Скрипица не посмел ослушаться и выпил.

Вино было, как огонь, но от него не было никакого веселья, только в голове зашумело.

Бурба налил и себе стакан и выпил. Вытерев рукавом свитки усы, он крякнул и приказал, сверкая главами:

— Играй, сучий сын!..

И опять Скрипица не посмел ослушаться, вытащил из-под свитки свою старую скрипку и смычок и заиграл.

Что он играл — он никак потом не мог вспомнить. Он заметил только одно — что смычок и пальцы его не слушались, и оттого у него выходила странная, незнакомая, дикая музыка, не похожая ни на одну из тех песен, которые он знал и всегда играл.

Казалось, что это вовсе и не он играл, а кто-то другой, и не его это были пальцы, нажимавшие на грифе струны и водившие по ним смычком, а чужие, над которыми он не имел никакой власти…

Едва он заиграл — как в темноте что-то зашумело, засвистело, точко налетела и закружилась над ними целая стая огромных птиц. Он даже чувствовал ветер на лице от бившихся в темноте невидимых крыльев…

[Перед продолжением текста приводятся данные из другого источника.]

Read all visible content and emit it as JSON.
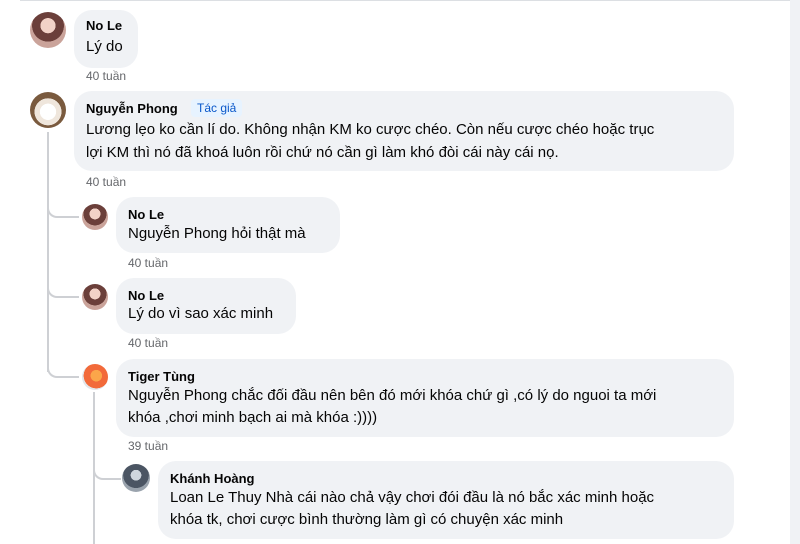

От страха у Скрипицы захолонуло сердце. Он с радостью перестал бы играть и спрятал бы свою скрипку назад под свитку, если бы не был весь во власти Бурбы — от его грозных глаз и огненного чертова вина. Бурба смотрел на него не отрываясь, даже когда наливал себе вина — не сводил с него своих острых, как гвозди, блестящих глаз; а его губы чуть-чуть усмехались в бороду, точно он хотел сказать: попался, брат, так уж отыгрывайся!..

Час, два часа или больше играл Скрипица — он не мог сказать. Только у него вдруг сразу занемели пальцы и скрипка выпала из рук.

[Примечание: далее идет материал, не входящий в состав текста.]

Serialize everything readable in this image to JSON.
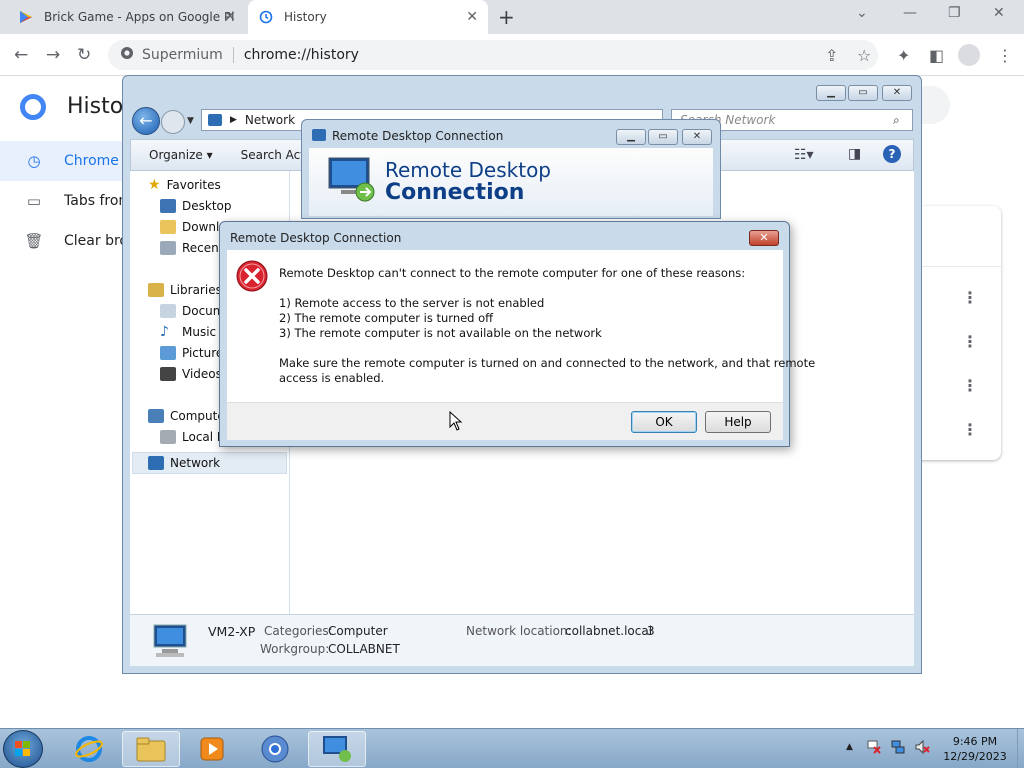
{
  "browser": {
    "tabs": [
      {
        "title": "Brick Game - Apps on Google Pl",
        "active": false
      },
      {
        "title": "History",
        "active": true
      }
    ],
    "omnibox": {
      "site": "Supermium",
      "url": "chrome://history"
    }
  },
  "history_page": {
    "title": "Histo",
    "nav": [
      {
        "label": "Chrome h",
        "active": true
      },
      {
        "label": "Tabs from"
      },
      {
        "label": "Clear bro"
      }
    ]
  },
  "explorer": {
    "address": "Network",
    "search_placeholder": "Search Network",
    "commands": [
      "Organize ▾",
      "Search Acti"
    ],
    "nav": {
      "favorites_header": "Favorites",
      "favorites": [
        "Desktop",
        "Downlo",
        "Recent"
      ],
      "libraries_header": "Libraries",
      "libraries": [
        "Docum",
        "Music",
        "Picture",
        "Videos"
      ],
      "computer_header": "Compute",
      "computer": [
        "Local D"
      ],
      "network": "Network"
    },
    "status": {
      "name": "VM2-XP",
      "categories_label": "Categories:",
      "categories_value": "Computer",
      "workgroup_label": "Workgroup:",
      "workgroup_value": "COLLABNET",
      "location_label": "Network location:",
      "location_value": "collabnet.local",
      "location_count": "3"
    }
  },
  "rdc_window": {
    "title": "Remote Desktop Connection",
    "banner_line1": "Remote Desktop",
    "banner_line2": "Connection"
  },
  "error_dialog": {
    "title": "Remote Desktop Connection",
    "message": "Remote Desktop can't connect to the remote computer for one of these reasons:",
    "reasons": [
      "1) Remote access to the server is not enabled",
      "2) The remote computer is turned off",
      "3) The remote computer is not available on the network"
    ],
    "advice_line1": "Make sure the remote computer is turned on and connected to the network, and that remote",
    "advice_line2": "access is enabled.",
    "ok": "OK",
    "help": "Help"
  },
  "taskbar": {
    "time": "9:46 PM",
    "date": "12/29/2023"
  },
  "colors": {
    "accent": "#1a73e8",
    "error": "#d9232e",
    "win_title": "#c9daea"
  }
}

Бурба поднес ему стакан вина и сказал:

— Теперь я буду играть, а ты слушай!.. Только не смотри по сторонам, а то пропадешь!..

Он взял скрипку и заиграл. И странно — скрипка у него как будто не играла, а говорила, плакала, что-то рассказывала, на что-то жаловалась. Словно то вовсе была не скрипка, а душа человеческая, которую он держал в руках и эас-тавлял рассказывать о ее мучениях…

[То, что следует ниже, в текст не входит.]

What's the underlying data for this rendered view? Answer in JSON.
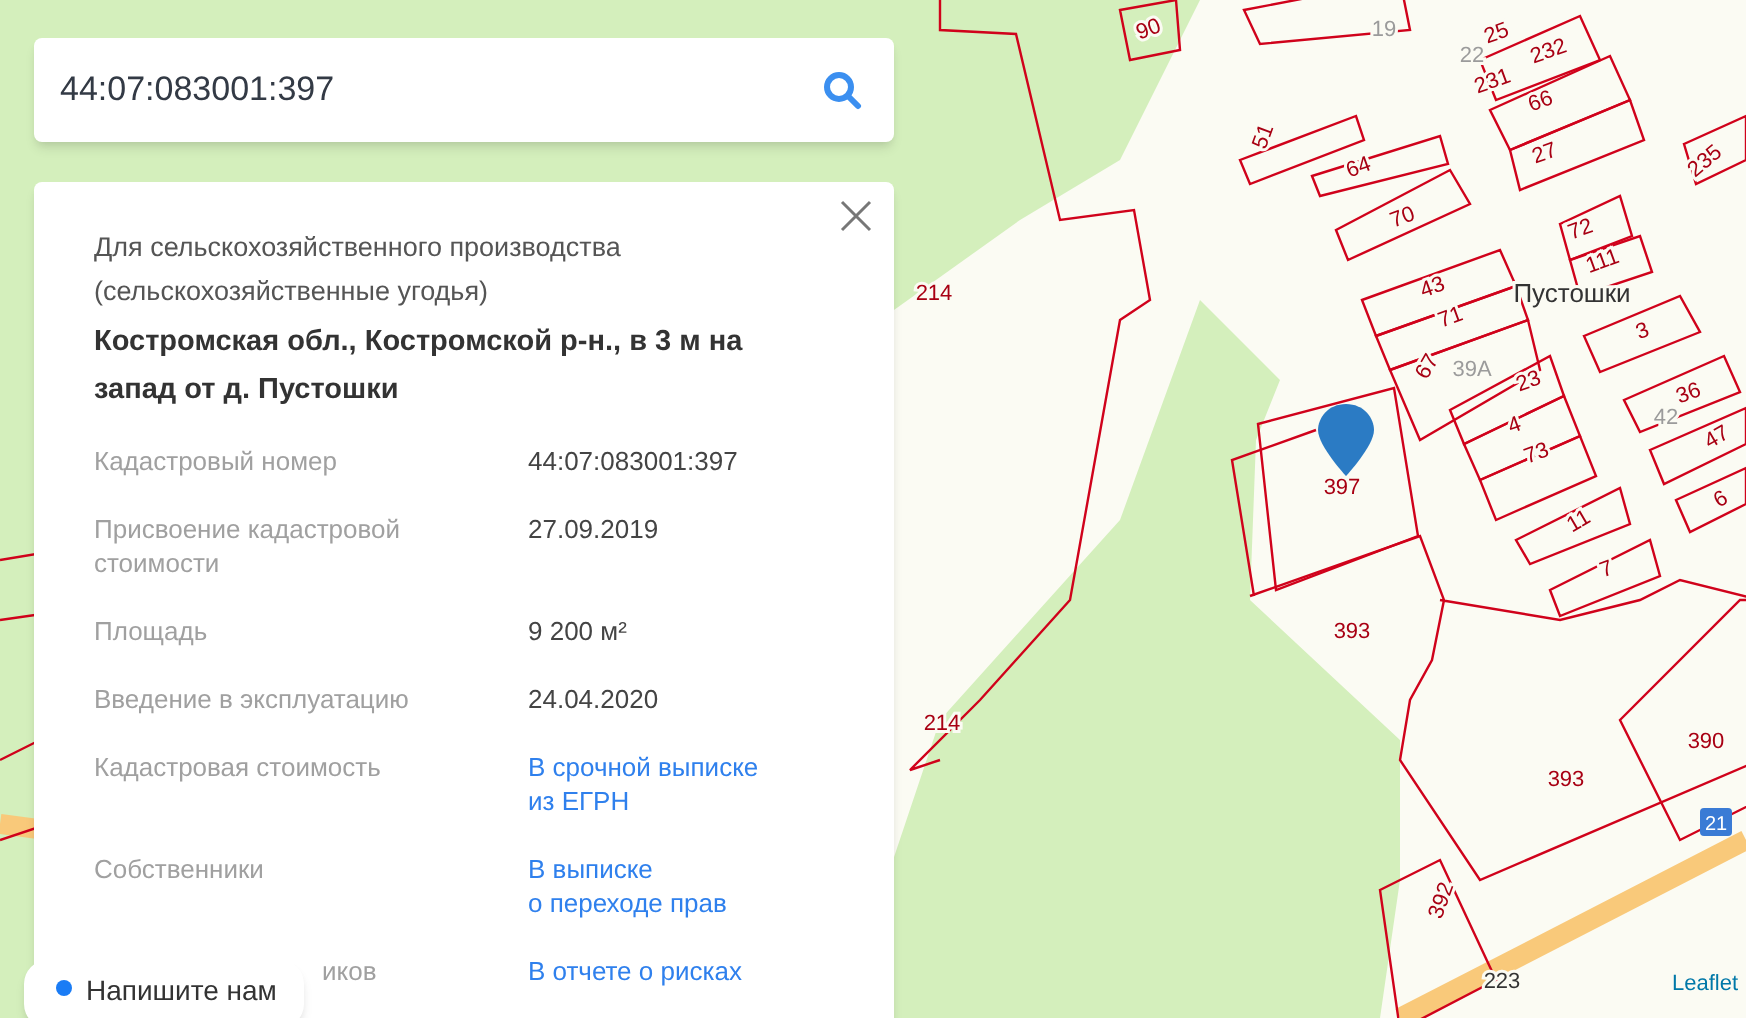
{
  "search": {
    "value": "44:07:083001:397"
  },
  "card": {
    "category": "Для сельскохозяйственного производства (сельскохозяйственные угодья)",
    "address": "Костромская обл., Костромской р-н., в 3 м на запад от д. Пустошки",
    "rows": [
      {
        "label": "Кадастровый номер",
        "value": "44:07:083001:397",
        "kind": "text",
        "obscured": false
      },
      {
        "label": "Присвоение кадастровой стоимости",
        "value": "27.09.2019",
        "kind": "text",
        "obscured": false
      },
      {
        "label": "Площадь",
        "value": "9 200 м²",
        "kind": "text",
        "obscured": false
      },
      {
        "label": "Введение в эксплуатацию",
        "value": "24.04.2020",
        "kind": "text",
        "obscured": false
      },
      {
        "label": "Кадастровая стоимость",
        "value": "В срочной выписке\nиз ЕГРН",
        "kind": "link",
        "obscured": false
      },
      {
        "label": "Собственники",
        "value": "В выписке\nо переходе прав",
        "kind": "link",
        "obscured": false
      },
      {
        "label": "иков",
        "value": "В отчете о рисках",
        "kind": "link",
        "obscured": true
      }
    ]
  },
  "chat": {
    "label": "Напишите нам"
  },
  "map": {
    "labels": [
      "90",
      "19",
      "25",
      "22",
      "232",
      "231",
      "66",
      "27",
      "51",
      "64",
      "70",
      "72",
      "111",
      "235",
      "Пустошки",
      "43",
      "71",
      "3",
      "67",
      "39А",
      "23",
      "36",
      "4",
      "73",
      "42",
      "47",
      "11",
      "6",
      "7",
      "397",
      "214",
      "214",
      "393",
      "393",
      "390",
      "392",
      "223",
      "21"
    ],
    "attribution": "Leaflet"
  }
}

От этой музыки Скрипице вдруг стало так тяжело, грустно, что он положил на камень голову и заплакал — горько, как никогда в жизни. Боже ж мой, то же ведь его душа плакала и жаловалась так на свою горькую долю! То же ведь на его душе играл Бурба свою жалостную песню!..

И Скрипица в первый раз за всю свою жизнь увидел, что он несчастный, жалкий бродяга, нищий пьяница, что у него никого нет, ни одной живой, родной души, кому он мог бы пожаловаться, кто пожалел бы его и поплакал над ним, что вся жизнь у него — собачья, и смерть его ожидает тоже — собачья.

На Бурба вдруг переменил тон и заиграл веселую плясовую песню, да так, что Скрипица сразу забыл о своих печалях, и его ноги заходили ходуном, точно сам черт затанцевал в них.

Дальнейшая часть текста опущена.